-
Acting
-
Directing
-
Story
Starring: Susan Lanier, Michael Berryman, Dee Wallace
Director: Wes Craven
Running Time: 89 mins
The Hills Have Eyes is an American film about a suburban family who become stranded in an isolated part of the Nevada desert, and soon find themselves under attack from a family of a cannibal savages.
This movie is right up there with some of the scariest I’ve ever seen, and for good reason. An unbearably tense and overwhelmingly harrowing horror from start to finish, Wes Craven’s The Hills Have Eyes is a masterpiece from start to finish, and a film so breathlessly terrifying that you can’t take your eyes away from the screen for even a second.
The premise for this low-budget cult horror is simple. A middle-class family, lost on their trip to California, break down in an isolated part of the desert.

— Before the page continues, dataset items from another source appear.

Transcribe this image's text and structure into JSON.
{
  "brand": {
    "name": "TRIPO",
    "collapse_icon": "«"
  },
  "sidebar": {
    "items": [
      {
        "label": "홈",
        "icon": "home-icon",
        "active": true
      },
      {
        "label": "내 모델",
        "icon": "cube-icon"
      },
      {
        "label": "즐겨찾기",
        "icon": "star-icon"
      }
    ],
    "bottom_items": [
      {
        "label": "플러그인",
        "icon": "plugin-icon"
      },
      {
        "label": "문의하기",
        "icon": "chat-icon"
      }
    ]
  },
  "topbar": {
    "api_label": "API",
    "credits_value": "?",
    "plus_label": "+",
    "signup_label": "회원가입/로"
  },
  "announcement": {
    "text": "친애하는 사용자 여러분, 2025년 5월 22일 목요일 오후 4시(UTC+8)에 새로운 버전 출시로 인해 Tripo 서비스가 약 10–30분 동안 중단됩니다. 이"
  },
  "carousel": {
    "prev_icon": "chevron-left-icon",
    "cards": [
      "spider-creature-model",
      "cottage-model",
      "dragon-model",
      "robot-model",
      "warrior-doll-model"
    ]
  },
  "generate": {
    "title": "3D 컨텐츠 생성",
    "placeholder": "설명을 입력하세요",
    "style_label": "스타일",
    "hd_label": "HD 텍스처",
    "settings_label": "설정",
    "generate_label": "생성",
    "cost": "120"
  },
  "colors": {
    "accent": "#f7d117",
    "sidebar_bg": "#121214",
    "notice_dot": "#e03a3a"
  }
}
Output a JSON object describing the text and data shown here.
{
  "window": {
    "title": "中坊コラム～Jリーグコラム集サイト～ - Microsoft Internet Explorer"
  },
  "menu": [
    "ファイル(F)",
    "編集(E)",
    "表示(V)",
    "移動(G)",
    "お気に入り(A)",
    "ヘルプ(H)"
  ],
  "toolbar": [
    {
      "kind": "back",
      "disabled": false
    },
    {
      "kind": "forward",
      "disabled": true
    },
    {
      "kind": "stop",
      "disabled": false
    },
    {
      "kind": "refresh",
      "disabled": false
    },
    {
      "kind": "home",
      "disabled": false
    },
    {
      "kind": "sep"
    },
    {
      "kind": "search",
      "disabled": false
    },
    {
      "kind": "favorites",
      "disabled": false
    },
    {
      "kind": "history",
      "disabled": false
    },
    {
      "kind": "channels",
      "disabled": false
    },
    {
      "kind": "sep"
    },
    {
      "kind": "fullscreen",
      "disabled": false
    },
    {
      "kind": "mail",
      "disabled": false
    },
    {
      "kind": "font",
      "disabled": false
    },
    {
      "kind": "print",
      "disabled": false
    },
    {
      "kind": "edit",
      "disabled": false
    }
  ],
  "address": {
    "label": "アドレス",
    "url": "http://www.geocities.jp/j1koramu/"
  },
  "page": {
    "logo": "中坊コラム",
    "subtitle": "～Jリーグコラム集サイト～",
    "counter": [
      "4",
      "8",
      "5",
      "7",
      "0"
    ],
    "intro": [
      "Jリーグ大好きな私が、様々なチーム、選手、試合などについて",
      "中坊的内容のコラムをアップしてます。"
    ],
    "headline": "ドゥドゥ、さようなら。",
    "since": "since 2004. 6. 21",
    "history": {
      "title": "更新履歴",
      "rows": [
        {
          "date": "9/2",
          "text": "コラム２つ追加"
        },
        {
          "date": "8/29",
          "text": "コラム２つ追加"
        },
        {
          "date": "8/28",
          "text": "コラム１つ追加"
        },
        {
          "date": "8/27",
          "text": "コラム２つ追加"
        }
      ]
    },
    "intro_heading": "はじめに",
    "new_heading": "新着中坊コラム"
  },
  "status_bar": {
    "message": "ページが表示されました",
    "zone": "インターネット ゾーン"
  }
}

From there, the film devolves into a terrifying game of cat-and-mouse as the family are picked off one-by-one by a family of savages living in the landscape.
It couldn’t be simpler than that, but the execution is what makes The Hills Have Eyes so brilliantly scary. From start to finish, tension and unpredictability are the name of the game here, as writer-director Wes Craven keeps the film’s villains in the dark just long enough for them to become mysterious and utterly terrifying cannibal bogeymen of the desert.
Complete with a powerful use of darkness that shrouds the family’s beached caravan over the course of a horrifying night, The Hills Have Eyes is an exhausting and unrelenting horror, as the family look like sitting ducks in the face of the almost merciless savages that are hunting them down.
It’s a brilliant bit of horror cinema, but over the course of an hour and a half, a story of a family simply holding out against the savages might seem like it would get a little tired.
On the one hand, that doesn’t prove the case, because the tension, action and thrill factor is amped up all the more as the film goes on, evolving from tense horror to flat-out survival thriller by the finale.
On the other hand, though, there’s surprisingly more to The Hills Have Eyes than its central premise. While you can look a little deeper beneath the surface for some wider social commentary, the film’s greatest strength is the attention that it pays to its villains, which are arguably more interesting than its heroes.
It’s a brilliant play that’s pulled off really effectively throughout, as the family of cannibal savages are given just enough of a backstory, and enough individuality, for you to care about why they’re doing what they’re doing, and to connect with them on a level other than simply wanting the nice suburban family to survive.
Granted, the villains are still villains, and you want nothing more than to see them killed and the film’s protagonists escape to safety. However, Wes Craven humanises this family of cannibal savages in a way that’s really unexpected, and lends a surprising level of depth and intrigue to what could have been a simply brutal and violent horror thriller. So, that’s why I’m giving The Hills Have Eyes an 8.5 overall.